As you might have already seen on the Twitter-verse and in Bloomberg, Netflix released its top 10 movies and Extraction topped that list. The numbers in the data represent the number of views that a movie has gathered in the first 4 weeks of its release.
Looks great, right? 99M viewers for Extraction – that’s a huge win for Netflix.
But, wait. Can we trust these numbers right off the bat?
Netflix’s Data and Reporting Methodologies
The problem with Netflix is that they guard their data religiously and have never released their data in its entirety to the public. So, if they tell you that a movie was watched 100M times in Japan, you just have to take their word for it and break out a bottle of champagne if you were the producer or actor in that film.
When Netflix’s data says that “Extraction” starring “Thor” Chris Hemsworth and Bollywood star Randeep Hooda garnered 99 million views within the first 4 weeks of its release, does it mean that the movie was truly exceptional and beat every other release on Netflix in terms of audience numbers?
Well, to be honest, I really can’t say because Netflix’s data is opaque, their methodology is unknown, and their definition of a movie’s popularity using only their “starters” metric is odd to say the least.
Let me explain why.
How does Netflix Quantify Their Audience
The first step in decoding the data that Netflix released is understanding the definitions of their metrics.
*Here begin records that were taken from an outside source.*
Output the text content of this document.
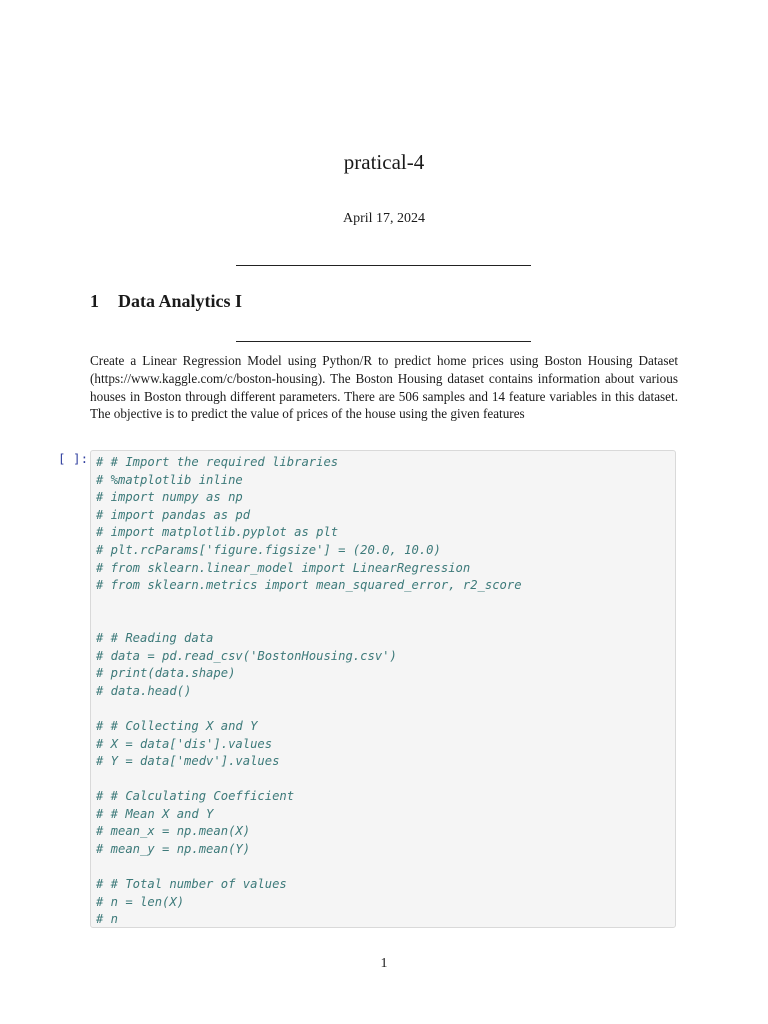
pratical-4
April 17, 2024
1 Data Analytics I
Create a Linear Regression Model using Python/R to predict home prices using Boston Housing Dataset (https://www.kaggle.com/c/boston-housing). The Boston Housing dataset contains information about various houses in Boston through different parameters. There are 506 samples and 14 feature variables in this dataset. The objective is to predict the value of prices of the house using the given features
[ ]: # # Import the required libraries
# %matplotlib inline
# import numpy as np
# import pandas as pd
# import matplotlib.pyplot as plt
# plt.rcParams['figure.figsize'] = (20.0, 10.0)
# from sklearn.linear_model import LinearRegression
# from sklearn.metrics import mean_squared_error, r2_score
# # Reading data
# data = pd.read_csv('BostonHousing.csv')
# print(data.shape)
# data.head()
# # Collecting X and Y
# X = data['dis'].values
# Y = data['medv'].values
# # Calculating Coefficient
# # Mean X and Y
# mean_x = np.mean(X)
# mean_y = np.mean(Y)
# # Total number of values
# n = len(X)
# n
1
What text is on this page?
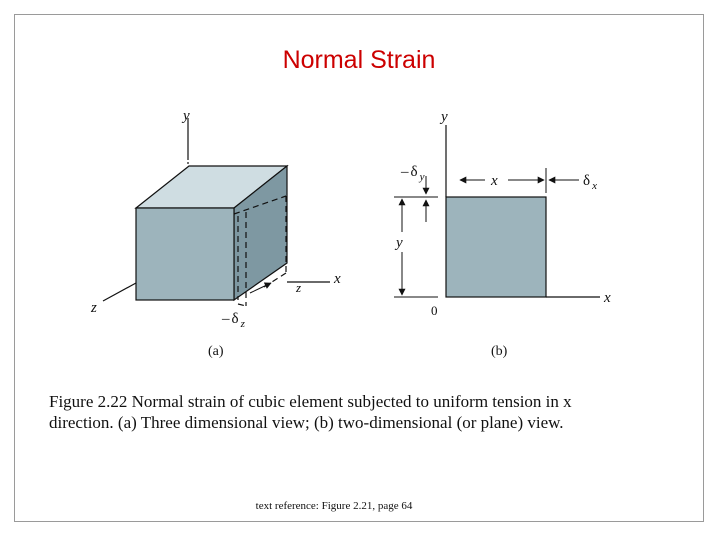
Normal Strain
y
z
x
z
– δ $_z$
(a)
y
x
0
x	δ $_x$
– δ $_y$
y
(b)
Figure 2.22 Normal strain of cubic element subjected to uniform tension in x
direction. (a) Three dimensional view; (b) two-dimensional (or plane) view.
text reference: Figure 2.21, page 64
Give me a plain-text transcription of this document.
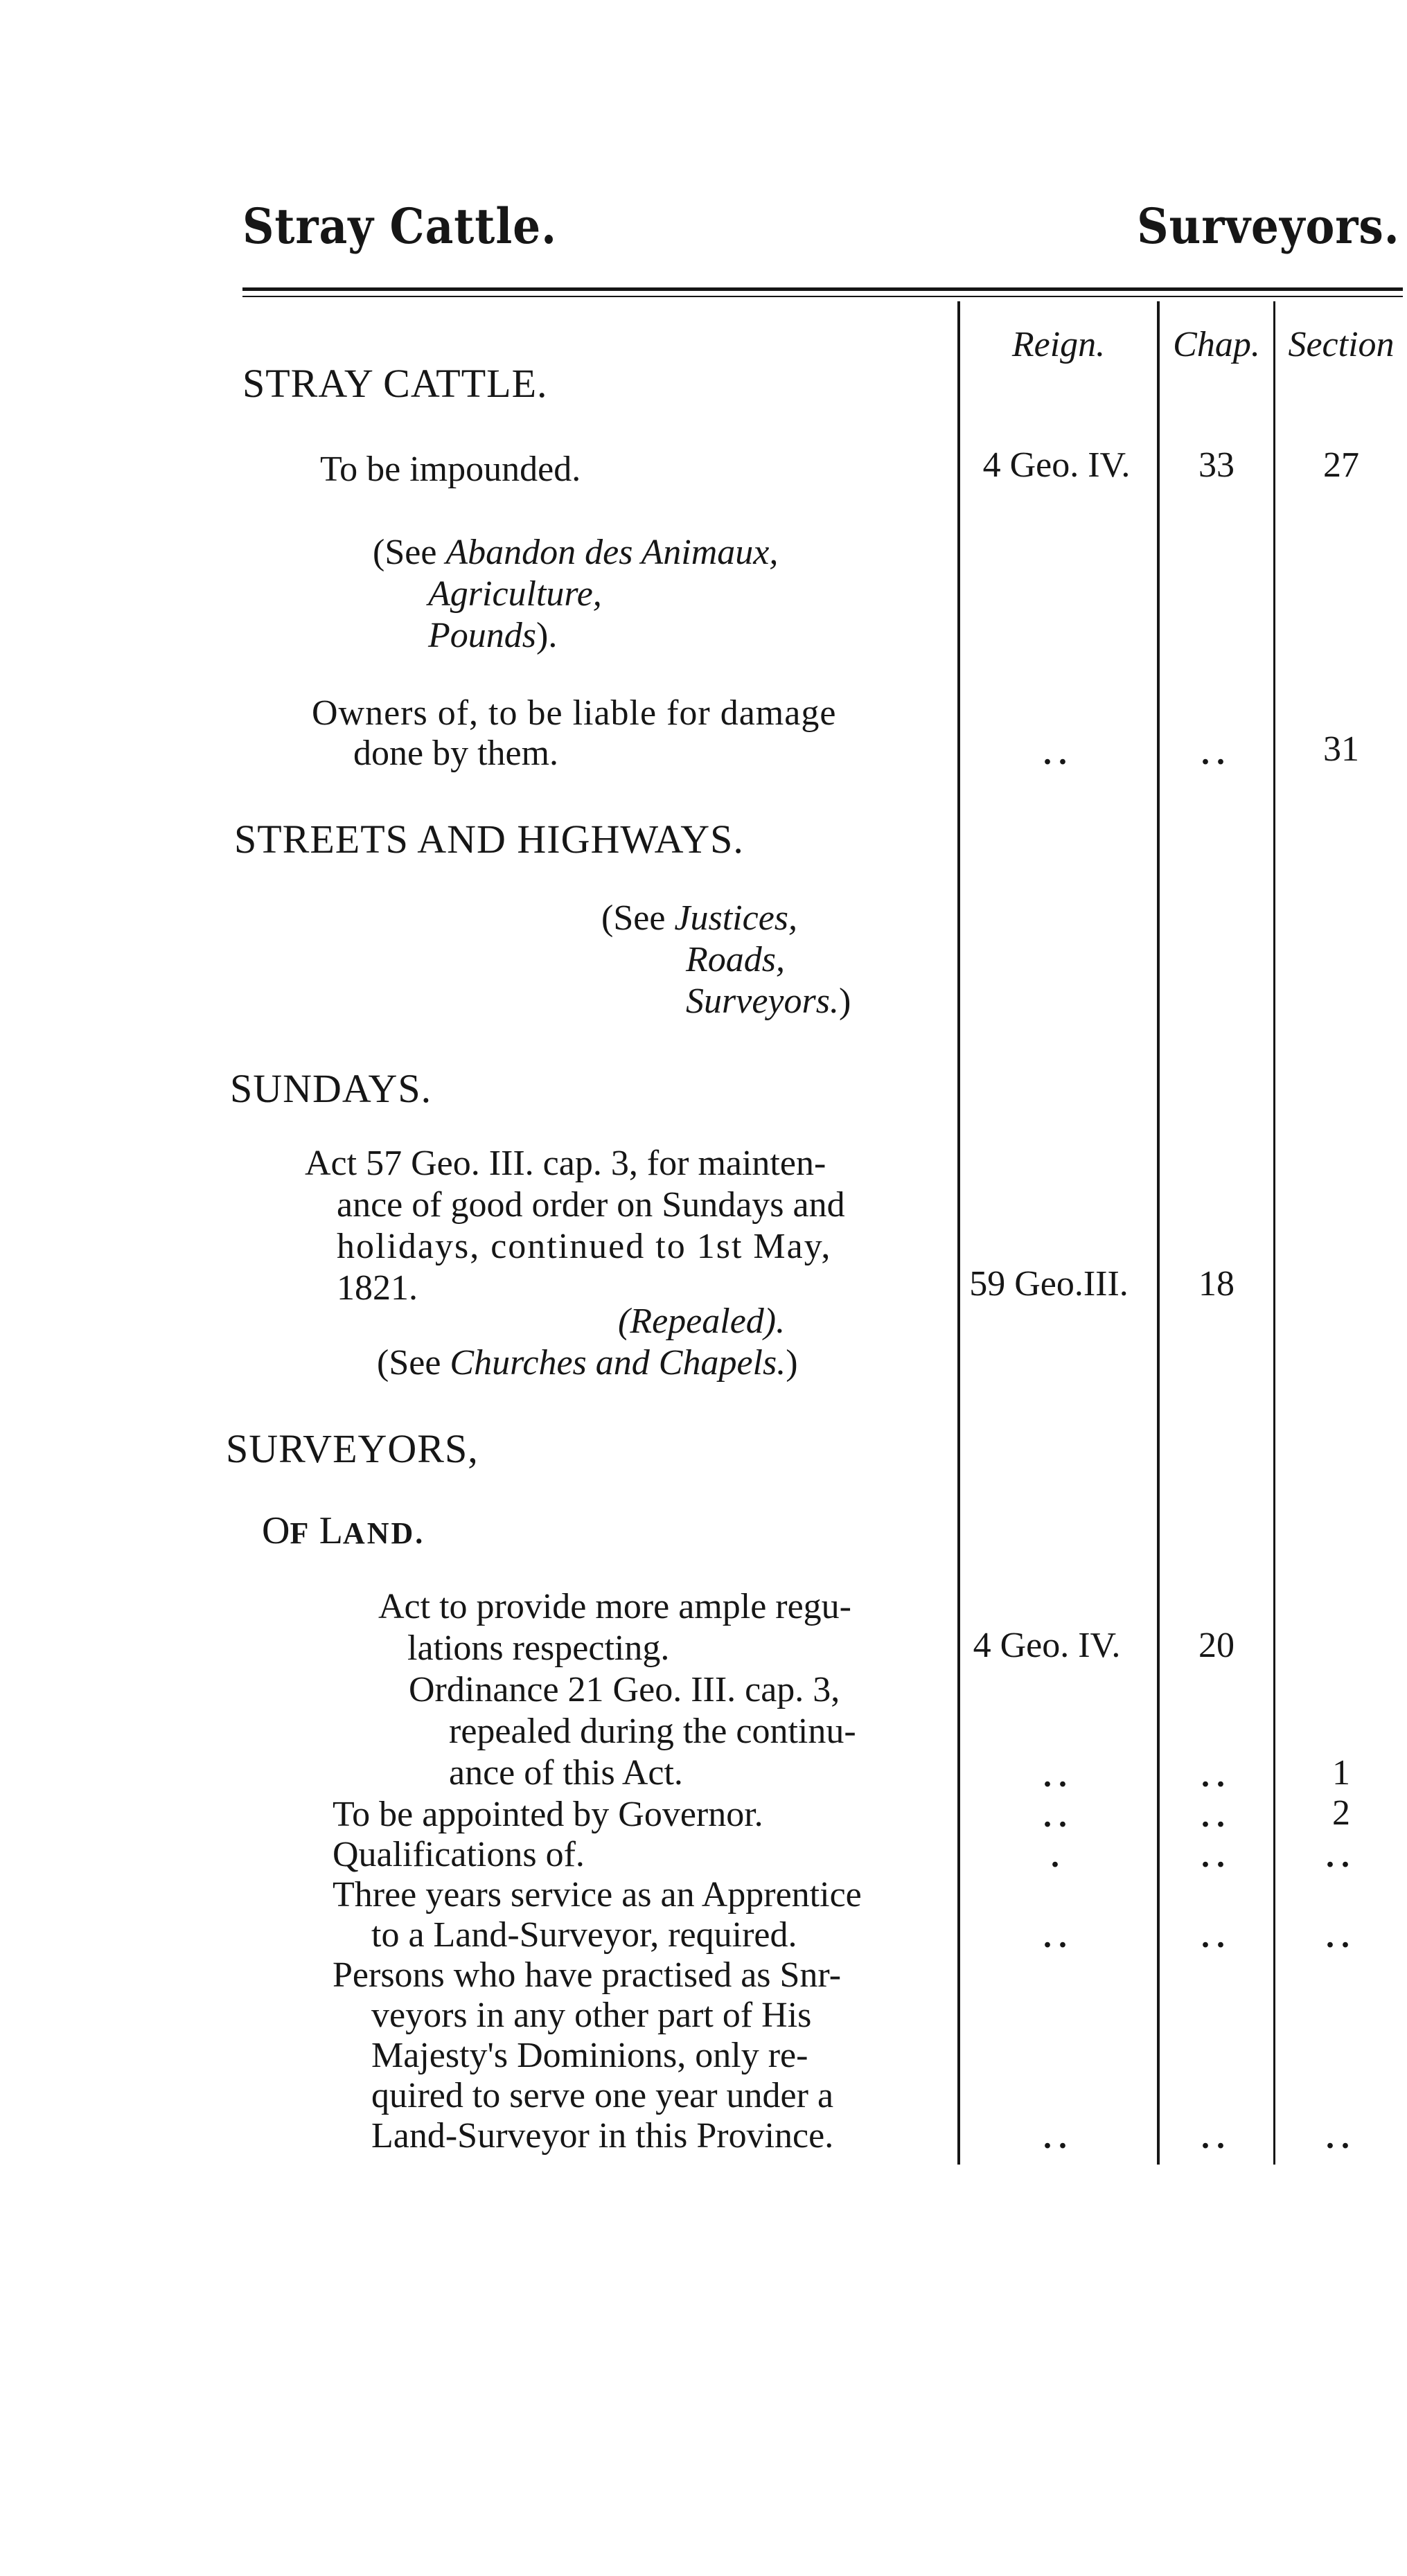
Stray Cattle.	Surveyors.
Reign.	Chap. Section
STRAY CATTLE.
To be impounded.	4 Geo. IV.	33	27
(See Abandon des Animaux,
Agriculture,
Pounds).
Owners of, to be liable for damage
done by them.	..	..	31
STREETS AND HIGHWAYS.
(See Justices,
Roads,
Surveyors.)
SUNDAYS.
Act 57 Geo. III. cap. 3, for mainten-
ance of good order on Sundays and
holidays, continued to 1st May,
1821.	59 Geo.III.	18
(Repealed).
(See Churches and Chapels.)
SURVEYORS,
OF LAND.
Act to provide more ample regu-
lations respecting.	4 Geo. IV.	20
Ordinance 21 Geo. III. cap. 3,
repealed during the continu-
ance of this Act.	..	..	1
To be appointed by Governor.	..	..	2
Qualifications of.	.	..	..
Three years service as an Apprentice
to a Land-Surveyor, required.	..	..	..
Persons who have practised as Snr-
veyors in any other part of His
Majesty's Dominions, only re-
quired to serve one year under a
Land-Surveyor in this Province.	..	..	..
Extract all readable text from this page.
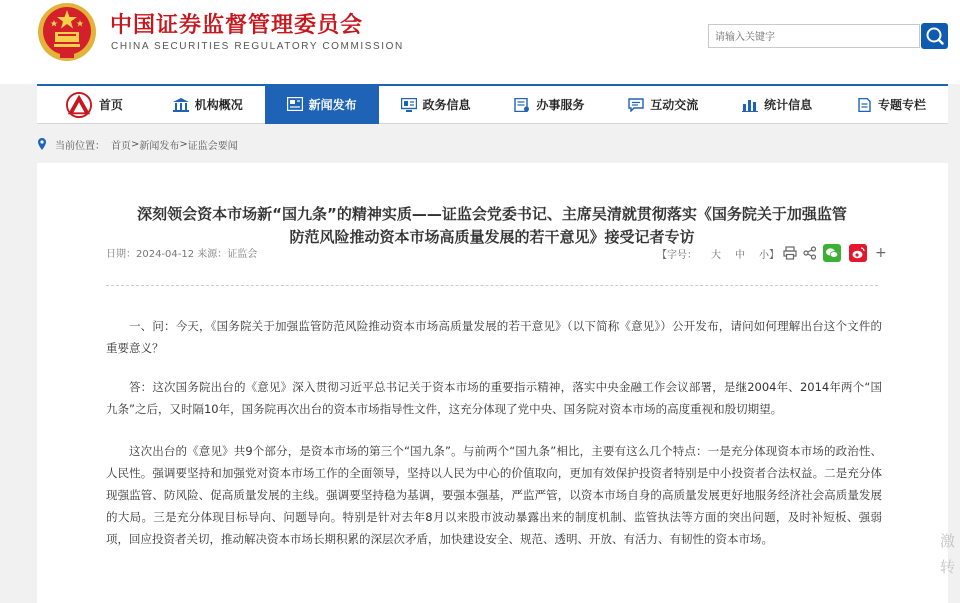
中国证券监督管理委员会
CHINA SECURITIES REGULATORY COMMISSION
请输入关键字
首页	机构概况	新闻发布	政务信息	办事服务	互动交流	统计信息	专题专栏
当前位置： 首页 > 新闻发布 > 证监会要闻
深刻领会资本市场新“国九条”的精神实质——证监会党委书记、主席吴清就贯彻落实《国务院关于加强监管
防范风险推动资本市场高质量发展的若干意见》接受记者专访
日期：2024-04-12 来源：证监会	【字号： 大 中 小】	+

一、问：今天，《国务院关于加强监管防范风险推动资本市场高质量发展的若干意见》（以下简称《意见》）公开发布，请问如何理解出台这个文件的重要意义？

答：这次国务院出台的《意见》深入贯彻习近平总书记关于资本市场的重要指示精神，落实中央金融工作会议部署，是继2004年、2014年两个“国九条”之后，又时隔10年，国务院再次出台的资本市场指导性文件，这充分体现了党中央、国务院对资本市场的高度重视和殷切期望。

这次出台的《意见》共9个部分，是资本市场的第三个“国九条”。与前两个“国九条”相比，主要有这么几个特点：一是充分体现资本市场的政治性、人民性。强调要坚持和加强党对资本市场工作的全面领导，坚持以人民为中心的价值取向，更加有效保护投资者特别是中小投资者合法权益。二是充分体现强监管、防风险、促高质量发展的主线。强调要坚持稳为基调，要强本强基，严监严管，以资本市场自身的高质量发展更好地服务经济社会高质量发展的大局。三是充分体现目标导向、问题导向。特别是针对去年8月以来股市波动暴露出来的制度机制、监管执法等方面的突出问题，及时补短板、强弱项，回应投资者关切，推动解决资本市场长期积累的深层次矛盾，加快建设安全、规范、透明、开放、有活力、有韧性的资本市场。	激转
Here is what Netflix shared with the United Kingdom’s House of Lords’ Communications Committee:
The information we give them mainly consists of “starters” (i.e. households that watch two minutes of a film or one episode) and “completers” (i.e. households that watch 90% of a film or season of a series) for the first seven and 28 days on Netflix. We believe that these two metrics will give our creative partners a broader understanding of how members engage with their title from start to finish. We also selectively share “watchers” (i.e. households that watch 70% of a film or single episode of a series) with both the public and with creators. Depending on how useful our partners find this data, we will consider sharing it in more countries outside Europe and North America.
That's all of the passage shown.